Повествование почти бесчеловечно в своем спокойствии; но потом голый ужас охватывает нас и повергает в смятение. Кроме того, Гомер никогда не жертвует твердостью видения ради пафоса. Приам и Ахилл встречаются и изливают друг перед другом свои беды. Но затем они вспоминают о мясе и вине. Ибо — как Ахилл говорит о Ниобе:
И вновь мы видим сухую приверженность фактам и отказ поэта от внешнего проявления эмоций, чтобы передать горечь в его душе.

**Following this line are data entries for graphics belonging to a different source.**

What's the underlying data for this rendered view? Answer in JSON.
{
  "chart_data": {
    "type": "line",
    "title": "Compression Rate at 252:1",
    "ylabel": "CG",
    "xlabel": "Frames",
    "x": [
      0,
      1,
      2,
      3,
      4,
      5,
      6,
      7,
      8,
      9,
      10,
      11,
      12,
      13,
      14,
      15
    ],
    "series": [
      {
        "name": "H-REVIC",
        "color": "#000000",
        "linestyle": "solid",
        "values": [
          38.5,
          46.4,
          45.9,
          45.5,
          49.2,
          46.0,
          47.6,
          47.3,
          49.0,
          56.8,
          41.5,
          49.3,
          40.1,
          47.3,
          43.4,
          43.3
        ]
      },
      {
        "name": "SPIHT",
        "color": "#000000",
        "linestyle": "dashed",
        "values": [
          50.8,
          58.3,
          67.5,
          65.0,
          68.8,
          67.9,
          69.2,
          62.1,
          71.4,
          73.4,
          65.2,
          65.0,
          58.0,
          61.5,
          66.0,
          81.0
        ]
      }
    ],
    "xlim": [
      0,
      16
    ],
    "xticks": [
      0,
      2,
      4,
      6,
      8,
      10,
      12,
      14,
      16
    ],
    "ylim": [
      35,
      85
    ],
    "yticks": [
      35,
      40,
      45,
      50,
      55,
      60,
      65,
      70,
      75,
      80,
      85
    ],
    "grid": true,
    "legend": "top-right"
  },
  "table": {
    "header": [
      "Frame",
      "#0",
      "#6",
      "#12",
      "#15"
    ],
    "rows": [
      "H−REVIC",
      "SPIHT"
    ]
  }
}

В этом отношении из писателей западной традиции нет никого ближе Гомеру, чем Толстой. Как отметил в своем дневнике (1887 г.) Ромен Роллан, «в искусстве Толстого отдельно взятая сцена не видится с двух точек зрения, ракурс только один: все вещи таковы, каковы они есть, и никак иначе». В «Детстве» Толстой вспоминает о кончине своей матери: «Я был в сильном горе в эту минуту, но невольно замечал все мелочи», в том числе то, что сиделка была «молодая, очень белокурая, замечательной красоты девушка». Когда мать умирает, мальчик испытывает «какое-то наслаждение», зная, что он несчастлив. В ту ночь он спит «крепко и спокойно, как всегда бывает после сильного огорчения». На следующий день ему предстоит узнать запах тлена:
«Только в эту минуту я понял, отчего происходил тот сильный тяжелый запах, который, смешиваясь с запахом ладана, наполнял комнату; и мысль, что то лицо, которое за несколько дней было исполнено красоты и нежности, лицо той, которую я любил больше всего на свете, могло возбуждать ужас, как будто в первый раз открыла мне и истину и наполнила душу отчаянием».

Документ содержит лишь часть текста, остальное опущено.